An impressionistic response to 1958 MGM musical Gigi, it has an erudite aesthetic that’s not obvious from the LA songwriter’s sweetly girlish between song banter. Struggling to kill time when her four-piece band tunes up, she reflects on church organs and the venue’s woodwork.
It’s an awkwardness that’s immediately lost when the band starts to perform tracks that detail universal themes. Tragic, astute and full of classical references the material makes the listener work hard but pays rich rewards for persistence.
The opening clutch of songs - ‘In The Green Wild’ and ‘Maxim’s I’ - seem to deliberately test the audience’s tolerance for electro-jazz. A slightly dissonant mix of Corey Fogel’s brushed drumming and strings that scrape in a manner that’s only just musical, Holter’s siren-high voice struggles to be heard over the top.
As the set progresses, however, the tone lightens and becomes more inviting. On the inverted lounge-pop carousel of ‘This Is A True Heart’, for instance, Danny Myer’s saxophone heralds a late 1970s club though which Bryan Ferry might drift.
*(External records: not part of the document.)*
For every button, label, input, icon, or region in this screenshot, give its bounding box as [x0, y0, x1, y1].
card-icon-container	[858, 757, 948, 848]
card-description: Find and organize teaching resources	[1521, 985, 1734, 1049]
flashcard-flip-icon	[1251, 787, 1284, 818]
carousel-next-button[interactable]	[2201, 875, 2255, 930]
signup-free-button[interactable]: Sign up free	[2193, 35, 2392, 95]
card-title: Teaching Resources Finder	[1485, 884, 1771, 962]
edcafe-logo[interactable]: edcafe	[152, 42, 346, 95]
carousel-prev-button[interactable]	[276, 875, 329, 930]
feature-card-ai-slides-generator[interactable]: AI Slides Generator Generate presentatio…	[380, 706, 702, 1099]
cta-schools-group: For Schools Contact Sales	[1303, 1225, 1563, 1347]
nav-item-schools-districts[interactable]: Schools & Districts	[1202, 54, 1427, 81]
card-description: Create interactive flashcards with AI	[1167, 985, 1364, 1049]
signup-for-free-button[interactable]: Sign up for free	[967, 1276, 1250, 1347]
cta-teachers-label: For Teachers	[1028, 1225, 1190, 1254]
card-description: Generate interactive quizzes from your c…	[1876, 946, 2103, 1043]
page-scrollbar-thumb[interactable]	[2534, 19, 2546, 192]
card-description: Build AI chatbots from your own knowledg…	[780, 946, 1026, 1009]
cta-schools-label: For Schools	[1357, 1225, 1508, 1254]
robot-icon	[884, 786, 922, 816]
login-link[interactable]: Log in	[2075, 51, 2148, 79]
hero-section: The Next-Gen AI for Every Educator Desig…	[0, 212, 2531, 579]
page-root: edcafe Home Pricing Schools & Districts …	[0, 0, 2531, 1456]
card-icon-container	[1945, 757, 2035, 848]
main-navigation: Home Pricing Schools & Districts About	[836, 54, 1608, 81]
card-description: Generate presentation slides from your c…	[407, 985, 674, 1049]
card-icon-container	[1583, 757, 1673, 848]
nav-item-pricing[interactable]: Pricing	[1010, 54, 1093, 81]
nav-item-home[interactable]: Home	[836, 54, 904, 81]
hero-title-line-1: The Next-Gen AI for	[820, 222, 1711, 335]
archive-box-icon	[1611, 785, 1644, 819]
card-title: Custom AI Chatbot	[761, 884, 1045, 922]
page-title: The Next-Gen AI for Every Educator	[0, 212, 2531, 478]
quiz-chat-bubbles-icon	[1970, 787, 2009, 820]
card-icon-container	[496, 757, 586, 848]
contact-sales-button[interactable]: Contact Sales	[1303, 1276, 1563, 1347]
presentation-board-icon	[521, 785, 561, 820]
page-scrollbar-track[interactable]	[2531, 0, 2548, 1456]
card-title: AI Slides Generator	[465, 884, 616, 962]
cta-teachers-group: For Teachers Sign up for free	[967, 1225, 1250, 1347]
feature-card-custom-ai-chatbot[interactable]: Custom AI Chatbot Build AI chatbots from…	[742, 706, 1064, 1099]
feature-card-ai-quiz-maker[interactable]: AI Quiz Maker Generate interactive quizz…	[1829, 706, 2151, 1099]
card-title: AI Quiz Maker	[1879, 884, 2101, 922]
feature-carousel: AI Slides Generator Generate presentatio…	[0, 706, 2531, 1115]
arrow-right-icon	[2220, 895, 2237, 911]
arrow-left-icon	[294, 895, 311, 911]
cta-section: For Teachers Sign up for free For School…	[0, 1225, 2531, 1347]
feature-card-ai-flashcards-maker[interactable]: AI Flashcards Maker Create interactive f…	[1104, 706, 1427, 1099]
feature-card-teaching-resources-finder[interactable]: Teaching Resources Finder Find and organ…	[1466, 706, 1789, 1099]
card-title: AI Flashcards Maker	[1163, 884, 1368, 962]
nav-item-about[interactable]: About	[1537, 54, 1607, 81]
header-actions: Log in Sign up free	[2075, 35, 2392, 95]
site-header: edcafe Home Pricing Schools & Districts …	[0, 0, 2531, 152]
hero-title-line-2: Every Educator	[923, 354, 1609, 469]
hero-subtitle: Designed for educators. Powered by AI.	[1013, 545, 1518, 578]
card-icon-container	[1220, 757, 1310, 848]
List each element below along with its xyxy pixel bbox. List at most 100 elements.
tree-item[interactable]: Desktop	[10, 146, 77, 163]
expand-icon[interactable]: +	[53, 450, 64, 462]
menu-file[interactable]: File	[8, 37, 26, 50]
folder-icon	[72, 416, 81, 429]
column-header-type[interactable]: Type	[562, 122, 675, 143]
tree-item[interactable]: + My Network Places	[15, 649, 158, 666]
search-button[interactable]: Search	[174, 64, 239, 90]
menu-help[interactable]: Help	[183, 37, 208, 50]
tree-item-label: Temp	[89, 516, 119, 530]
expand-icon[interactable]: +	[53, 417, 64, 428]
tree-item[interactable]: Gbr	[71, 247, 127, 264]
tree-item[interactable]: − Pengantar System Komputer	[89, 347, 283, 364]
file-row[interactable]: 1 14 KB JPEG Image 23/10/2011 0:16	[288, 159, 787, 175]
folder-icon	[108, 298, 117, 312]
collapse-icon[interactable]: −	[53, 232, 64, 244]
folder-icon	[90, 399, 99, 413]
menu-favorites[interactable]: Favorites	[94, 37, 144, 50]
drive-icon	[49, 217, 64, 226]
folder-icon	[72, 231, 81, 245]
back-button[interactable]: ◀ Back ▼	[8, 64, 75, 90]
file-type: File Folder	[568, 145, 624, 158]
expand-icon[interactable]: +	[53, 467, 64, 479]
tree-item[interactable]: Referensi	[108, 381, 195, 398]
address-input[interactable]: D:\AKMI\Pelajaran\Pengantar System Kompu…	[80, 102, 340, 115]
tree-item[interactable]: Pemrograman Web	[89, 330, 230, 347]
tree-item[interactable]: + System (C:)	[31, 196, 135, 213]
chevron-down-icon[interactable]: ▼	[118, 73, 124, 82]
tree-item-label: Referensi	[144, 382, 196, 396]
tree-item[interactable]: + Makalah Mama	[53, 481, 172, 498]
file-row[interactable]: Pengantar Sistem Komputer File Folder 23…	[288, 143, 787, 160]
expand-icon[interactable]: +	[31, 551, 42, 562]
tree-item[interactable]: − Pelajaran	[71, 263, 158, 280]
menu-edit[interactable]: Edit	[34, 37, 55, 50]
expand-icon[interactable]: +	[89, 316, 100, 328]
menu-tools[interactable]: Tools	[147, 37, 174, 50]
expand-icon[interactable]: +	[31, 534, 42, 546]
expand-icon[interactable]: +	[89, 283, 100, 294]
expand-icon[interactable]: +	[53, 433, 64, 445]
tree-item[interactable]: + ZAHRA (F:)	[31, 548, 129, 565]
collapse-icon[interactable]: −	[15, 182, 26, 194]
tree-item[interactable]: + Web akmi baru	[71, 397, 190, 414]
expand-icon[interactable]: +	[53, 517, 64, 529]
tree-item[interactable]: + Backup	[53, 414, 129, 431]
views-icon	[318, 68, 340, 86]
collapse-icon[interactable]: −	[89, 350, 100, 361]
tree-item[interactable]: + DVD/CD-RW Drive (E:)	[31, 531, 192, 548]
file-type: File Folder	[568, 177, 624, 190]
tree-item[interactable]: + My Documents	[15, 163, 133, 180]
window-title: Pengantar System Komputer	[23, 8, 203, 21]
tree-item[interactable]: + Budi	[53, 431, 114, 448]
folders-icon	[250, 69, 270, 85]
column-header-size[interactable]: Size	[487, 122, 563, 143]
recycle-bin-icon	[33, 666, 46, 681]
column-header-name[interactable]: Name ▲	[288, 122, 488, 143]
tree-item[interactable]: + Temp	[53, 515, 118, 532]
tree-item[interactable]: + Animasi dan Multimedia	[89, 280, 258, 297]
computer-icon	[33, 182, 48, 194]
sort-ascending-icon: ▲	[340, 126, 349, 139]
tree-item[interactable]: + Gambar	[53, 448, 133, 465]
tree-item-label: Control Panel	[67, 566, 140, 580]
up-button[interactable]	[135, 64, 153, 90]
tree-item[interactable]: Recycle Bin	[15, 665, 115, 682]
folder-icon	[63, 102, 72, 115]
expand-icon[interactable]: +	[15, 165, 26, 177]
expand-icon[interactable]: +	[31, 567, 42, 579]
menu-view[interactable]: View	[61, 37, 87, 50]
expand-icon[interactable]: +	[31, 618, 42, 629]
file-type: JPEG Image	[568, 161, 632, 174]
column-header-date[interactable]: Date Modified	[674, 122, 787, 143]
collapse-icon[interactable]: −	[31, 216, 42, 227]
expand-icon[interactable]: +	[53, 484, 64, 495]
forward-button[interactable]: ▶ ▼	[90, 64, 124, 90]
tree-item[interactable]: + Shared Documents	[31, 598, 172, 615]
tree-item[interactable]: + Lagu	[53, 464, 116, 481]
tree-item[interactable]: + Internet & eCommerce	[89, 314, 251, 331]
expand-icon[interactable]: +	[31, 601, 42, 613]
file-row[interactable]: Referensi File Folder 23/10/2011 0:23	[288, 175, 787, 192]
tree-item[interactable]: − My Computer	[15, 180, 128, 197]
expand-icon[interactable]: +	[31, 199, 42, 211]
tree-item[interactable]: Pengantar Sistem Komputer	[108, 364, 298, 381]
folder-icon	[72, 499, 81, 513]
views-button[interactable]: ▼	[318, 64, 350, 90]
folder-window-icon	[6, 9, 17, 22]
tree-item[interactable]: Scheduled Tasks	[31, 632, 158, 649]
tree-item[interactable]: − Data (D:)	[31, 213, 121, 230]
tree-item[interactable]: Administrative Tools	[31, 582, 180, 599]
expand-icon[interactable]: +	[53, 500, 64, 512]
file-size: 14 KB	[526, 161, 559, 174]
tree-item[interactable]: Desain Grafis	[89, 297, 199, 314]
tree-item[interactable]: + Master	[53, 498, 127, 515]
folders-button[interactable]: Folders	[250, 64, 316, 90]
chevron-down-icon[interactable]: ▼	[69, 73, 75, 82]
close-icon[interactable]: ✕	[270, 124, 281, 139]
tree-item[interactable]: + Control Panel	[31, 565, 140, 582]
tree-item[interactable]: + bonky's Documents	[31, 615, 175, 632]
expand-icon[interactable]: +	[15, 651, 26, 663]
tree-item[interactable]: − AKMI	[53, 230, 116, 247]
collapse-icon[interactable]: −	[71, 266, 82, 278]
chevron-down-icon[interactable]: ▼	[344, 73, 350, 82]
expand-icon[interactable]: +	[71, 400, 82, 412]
The atmospheric, filmic ‘City Appearing’, meanwhile, has a slow build that provides a bed for Holter’s voice as it pitches between a Julee Cruise-style croon and Kate Bush sigh.
Her transformation into an unpretentious, art-pop siren who eats musicals for lunch is completed with her chill-out cover of Barbara Lewis’ ‘Hello Stranger’ and one-track encore of the Laurie Anderson-esque ‘Goddess Eyes’, on which she duets her vocoded voice with that of Fogel to superbly alienated effect.
It’s a disconcerting track that remains with the listener long after they leave the venue, and it’s this intellectual earworm quality that means Holter is an act to truly cherish.